In a ruling released on Thursday, a superior court judge allowed city officials to end a 50-year lease for St. Patrick's Market and regain access to the building just east of John Street.
"The exciting part now becomes planning for the future," said Coun. Joe Cressy on Friday.
The court victory follows years of legal action between the city and Market Inc., the company which has held the lease since 1989.
City officials had hoped the century-old space would becoming a functioning marketplace. But the company's efforts were mired in controversy amid allegations of unpaid rent and a Toronto Public Health shut-down several years ago after mice were spotted crawling on a vendor's baklava.
"To date, Market Inc. continues to breach its duties to operate the Market Building as a mini-food market," the city alleged in a notice of application filed on Sept. 27.

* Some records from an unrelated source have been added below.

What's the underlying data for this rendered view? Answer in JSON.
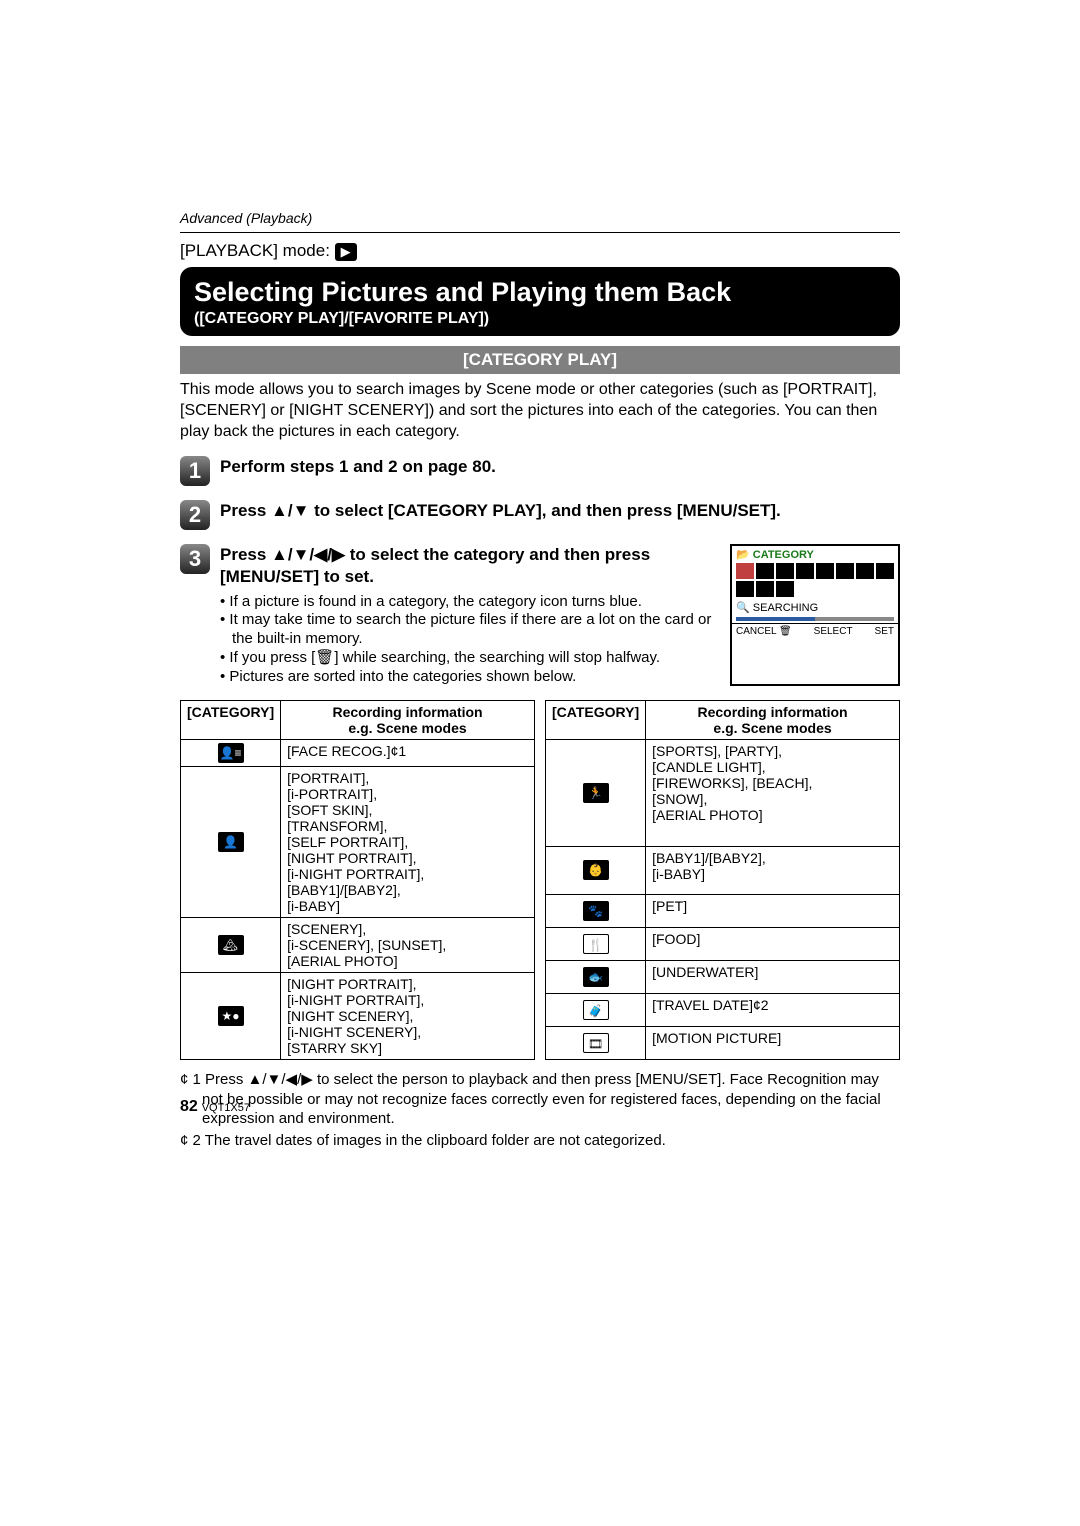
{
  "header": {
    "section_label": "Advanced (Playback)",
    "mode_prefix": "[PLAYBACK] mode:",
    "play_icon_name": "playback-icon"
  },
  "title": {
    "main": "Selecting Pictures and Playing them Back",
    "sub": "([CATEGORY PLAY]/[FAVORITE PLAY])"
  },
  "section_heading": "[CATEGORY PLAY]",
  "intro": "This mode allows you to search images by Scene mode or other categories (such as [PORTRAIT], [SCENERY] or [NIGHT SCENERY]) and sort the pictures into each of the categories. You can then play back the pictures in each category.",
  "steps": {
    "s1": {
      "num": "1",
      "head": "Perform steps 1 and 2 on page 80."
    },
    "s2": {
      "num": "2",
      "head": "Press ▲/▼ to select [CATEGORY PLAY], and then press [MENU/SET]."
    },
    "s3": {
      "num": "3",
      "head": "Press ▲/▼/◀/▶ to select the category and then press [MENU/SET] to set.",
      "b1": "If a picture is found in a category, the category icon turns blue.",
      "b2": "It may take time to search the picture files if there are a lot on the card or the built-in memory.",
      "b3": "If you press [🗑] while searching, the searching will stop halfway.",
      "b4": "Pictures are sorted into the categories shown below."
    }
  },
  "mini_screen": {
    "title": "CATEGORY",
    "searching": "SEARCHING",
    "cancel": "CANCEL 🗑",
    "select": "SELECT",
    "set": "SET"
  },
  "table_headers": {
    "cat": "[CATEGORY]",
    "rec": "Recording information\ne.g. Scene modes"
  },
  "left_table": [
    {
      "icon": "face-recog-icon",
      "glyph": "👤≡",
      "dark": true,
      "text": "[FACE RECOG.]¢1"
    },
    {
      "icon": "portrait-icon",
      "glyph": "👤",
      "dark": true,
      "text": "[PORTRAIT],\n[i-PORTRAIT],\n[SOFT SKIN],\n[TRANSFORM],\n[SELF PORTRAIT],\n[NIGHT PORTRAIT],\n[i-NIGHT PORTRAIT],\n[BABY1]/[BABY2],\n[i-BABY]"
    },
    {
      "icon": "scenery-icon",
      "glyph": "🏔",
      "dark": true,
      "text": "[SCENERY],\n[i-SCENERY], [SUNSET],\n[AERIAL PHOTO]"
    },
    {
      "icon": "night-scenery-icon",
      "glyph": "★●",
      "dark": true,
      "text": "[NIGHT PORTRAIT],\n[i-NIGHT PORTRAIT],\n[NIGHT SCENERY],\n[i-NIGHT SCENERY],\n[STARRY SKY]"
    }
  ],
  "right_table": [
    {
      "icon": "sports-icon",
      "glyph": "🏃",
      "dark": true,
      "text": "[SPORTS], [PARTY],\n[CANDLE LIGHT],\n[FIREWORKS], [BEACH],\n[SNOW],\n[AERIAL PHOTO]"
    },
    {
      "icon": "baby-icon",
      "glyph": "👶",
      "dark": true,
      "text": "[BABY1]/[BABY2],\n[i-BABY]"
    },
    {
      "icon": "pet-icon",
      "glyph": "🐾",
      "dark": true,
      "text": "[PET]"
    },
    {
      "icon": "food-icon",
      "glyph": "🍴",
      "dark": false,
      "text": "[FOOD]"
    },
    {
      "icon": "underwater-icon",
      "glyph": "🐟",
      "dark": true,
      "text": "[UNDERWATER]"
    },
    {
      "icon": "travel-date-icon",
      "glyph": "🧳",
      "dark": false,
      "text": "[TRAVEL DATE]¢2"
    },
    {
      "icon": "motion-picture-icon",
      "glyph": "🎞",
      "dark": false,
      "text": "[MOTION PICTURE]"
    }
  ],
  "footnotes": {
    "f1": "¢ 1 Press ▲/▼/◀/▶ to select the person to playback and then press [MENU/SET]. Face Recognition may not be possible or may not recognize faces correctly even for registered faces, depending on the facial expression and environment.",
    "f2": "¢ 2 The travel dates of images in the clipboard folder are not categorized."
  },
  "footer": {
    "page": "82",
    "code": "VQT1X57"
  }
}
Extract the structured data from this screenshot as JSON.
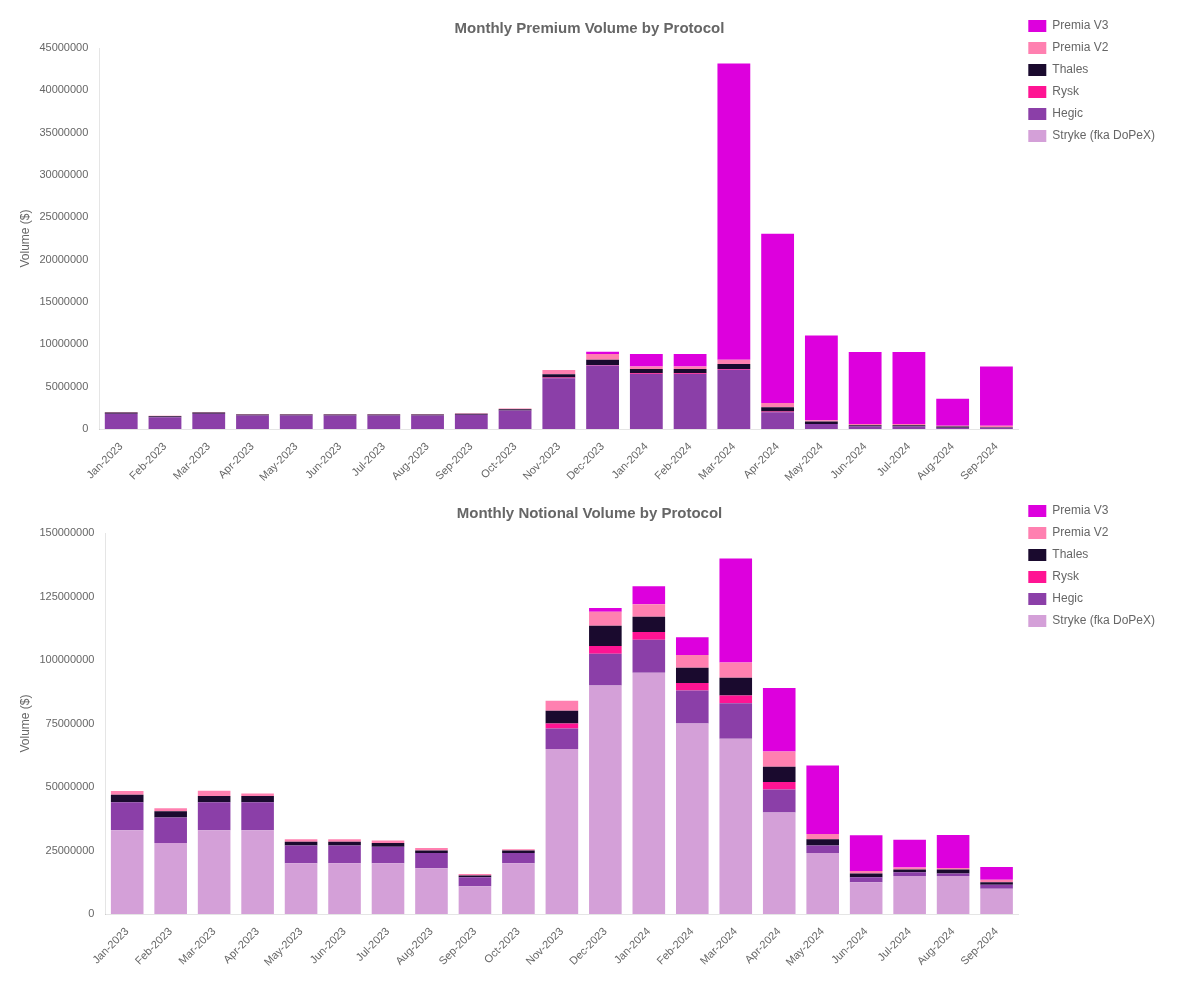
{
  "chart_data": [
    {
      "type": "bar",
      "title": "Monthly Premium Volume by Protocol",
      "ylabel": "Volume ($)",
      "stacked": true,
      "grid": false,
      "legend": "right",
      "categories": [
        "Jan-2023",
        "Feb-2023",
        "Mar-2023",
        "Apr-2023",
        "May-2023",
        "Jun-2023",
        "Jul-2023",
        "Aug-2023",
        "Sep-2023",
        "Oct-2023",
        "Nov-2023",
        "Dec-2023",
        "Jan-2024",
        "Feb-2024",
        "Mar-2024",
        "Apr-2024",
        "May-2024",
        "Jun-2024",
        "Jul-2024",
        "Aug-2024",
        "Sep-2024"
      ],
      "series": [
        {
          "name": "Stryke (fka DoPeX)",
          "color": "#d4a0d8",
          "values": [
            0,
            0,
            0,
            0,
            0,
            0,
            0,
            0,
            0,
            0,
            0,
            0,
            0,
            0,
            0,
            0,
            0,
            0,
            0,
            0,
            0
          ]
        },
        {
          "name": "Hegic",
          "color": "#8b3fa8",
          "values": [
            1800000,
            1400000,
            1800000,
            1600000,
            1600000,
            1600000,
            1600000,
            1600000,
            1700000,
            2200000,
            6000000,
            7500000,
            6500000,
            6500000,
            7000000,
            2000000,
            600000,
            300000,
            300000,
            150000,
            150000
          ]
        },
        {
          "name": "Rysk",
          "color": "#ff1493",
          "values": [
            0,
            0,
            0,
            0,
            0,
            0,
            0,
            0,
            0,
            0,
            80000,
            80000,
            80000,
            80000,
            80000,
            80000,
            0,
            0,
            0,
            0,
            0
          ]
        },
        {
          "name": "Thales",
          "color": "#1a0a2e",
          "values": [
            150000,
            120000,
            150000,
            120000,
            120000,
            120000,
            120000,
            120000,
            120000,
            150000,
            400000,
            600000,
            500000,
            500000,
            600000,
            500000,
            300000,
            150000,
            150000,
            150000,
            80000
          ]
        },
        {
          "name": "Premia V2",
          "color": "#ff80b0",
          "values": [
            80000,
            60000,
            60000,
            60000,
            60000,
            55000,
            55000,
            55000,
            60000,
            70000,
            500000,
            700000,
            300000,
            300000,
            500000,
            500000,
            150000,
            150000,
            150000,
            80000,
            150000
          ]
        },
        {
          "name": "Premia V3",
          "color": "#dd00dd",
          "values": [
            0,
            0,
            0,
            0,
            0,
            0,
            0,
            0,
            0,
            0,
            0,
            250000,
            1500000,
            1500000,
            35000000,
            20000000,
            10000000,
            8500000,
            8500000,
            3200000,
            7000000
          ]
        }
      ],
      "ylim": [
        0,
        45000000
      ],
      "yticks": [
        0,
        5000000,
        10000000,
        15000000,
        20000000,
        25000000,
        30000000,
        35000000,
        40000000,
        45000000
      ]
    },
    {
      "type": "bar",
      "title": "Monthly Notional Volume by Protocol",
      "ylabel": "Volume ($)",
      "stacked": true,
      "grid": false,
      "legend": "right",
      "categories": [
        "Jan-2023",
        "Feb-2023",
        "Mar-2023",
        "Apr-2023",
        "May-2023",
        "Jun-2023",
        "Jul-2023",
        "Aug-2023",
        "Sep-2023",
        "Oct-2023",
        "Nov-2023",
        "Dec-2023",
        "Jan-2024",
        "Feb-2024",
        "Mar-2024",
        "Apr-2024",
        "May-2024",
        "Jun-2024",
        "Jul-2024",
        "Aug-2024",
        "Sep-2024"
      ],
      "series": [
        {
          "name": "Stryke (fka DoPeX)",
          "color": "#d4a0d8",
          "values": [
            33000000,
            28000000,
            33000000,
            33000000,
            20000000,
            20000000,
            20000000,
            18000000,
            11000000,
            20000000,
            65000000,
            90000000,
            95000000,
            75000000,
            69000000,
            40000000,
            24000000,
            12500000,
            15000000,
            15000000,
            10000000
          ]
        },
        {
          "name": "Hegic",
          "color": "#8b3fa8",
          "values": [
            11000000,
            10000000,
            11000000,
            11000000,
            7000000,
            7000000,
            6500000,
            6000000,
            3500000,
            4000000,
            8000000,
            12500000,
            13000000,
            13000000,
            14000000,
            9000000,
            3000000,
            2000000,
            1500000,
            1000000,
            1500000
          ]
        },
        {
          "name": "Rysk",
          "color": "#ff1493",
          "values": [
            0,
            0,
            0,
            0,
            0,
            0,
            0,
            0,
            0,
            0,
            2000000,
            3000000,
            3000000,
            3000000,
            3000000,
            3000000,
            0,
            0,
            0,
            0,
            0
          ]
        },
        {
          "name": "Thales",
          "color": "#1a0a2e",
          "values": [
            3000000,
            2500000,
            2500000,
            2500000,
            1500000,
            1500000,
            1500000,
            1000000,
            700000,
            1000000,
            5000000,
            8000000,
            6000000,
            6000000,
            7000000,
            6000000,
            2500000,
            1500000,
            1000000,
            1500000,
            1000000
          ]
        },
        {
          "name": "Premia V2",
          "color": "#ff80b0",
          "values": [
            1400000,
            1200000,
            2000000,
            1000000,
            1000000,
            1000000,
            1000000,
            1000000,
            600000,
            500000,
            4000000,
            5500000,
            5000000,
            5000000,
            6000000,
            6000000,
            2000000,
            1000000,
            800000,
            600000,
            1000000
          ]
        },
        {
          "name": "Premia V3",
          "color": "#dd00dd",
          "values": [
            0,
            0,
            0,
            0,
            0,
            0,
            0,
            0,
            0,
            0,
            0,
            1500000,
            7000000,
            7000000,
            41000000,
            25000000,
            27000000,
            14000000,
            11000000,
            13000000,
            5000000
          ]
        }
      ],
      "ylim": [
        0,
        150000000
      ],
      "yticks": [
        0,
        25000000,
        50000000,
        75000000,
        100000000,
        125000000,
        150000000
      ]
    }
  ]
}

The superior court judge agreed. This week's court decision said the company failed to make some rent payments — the base rent was around $5,550 a month — and didn't provide audited financial statements, while also noting that improvements made to the building in recent years were only "decorative."
"The work was finished by the summer of 2018 and a full year later, the space sat empty, the brickwork adorned with graffiti and garbage strewn around the exterior," the decision reads.
Photographs taken of the building at the time "speak of neglect," it continues.
In granting the city's request to terminate the lease, the judge also stipulated that Market Inc. needs to pay a variety of damages and any outstanding rent.
Councillor wants to develop 'new dynamic space'
With the building now back in the city's hands, Cressy expects a formal process to develop a "new dynamic space" will begin as quickly as possible in the new year, including public consultations.
"The opportunities are endless," he added. "I'd like to see something that's going to add vitality and culture to an increasingly unaffordable downtown core."
Local businessowner Shamez Amlani, chair of the Queen Street West BIA, said the court win is welcome news.
"It's unfortunate the owner of the space couldn't activate it in a meaningful manner," he said. "I would love to see it get used because it's a place for the people, it's a place that's at the heart of the cultural backbone of the city on Queen Street West. To see it sitting empty is awful."
But he cautioned against the city giving it up to the highest bidder, citing a need to bring more support to local businesses instead of the large corporate stores that now dominate much of the crowded Queen West corridor.
Cressy assured that option is off the table.
"This is one of the by-products of rising property values — that it's more profitable to sell high-end winter coats and cocktails than it is to sell books and art," he said.
"And so, in a city where culture gives the core its soul, if we have an opportunity here to re-purpose city-owned space to bring culture back to Queen West — I think that's a real opportunity."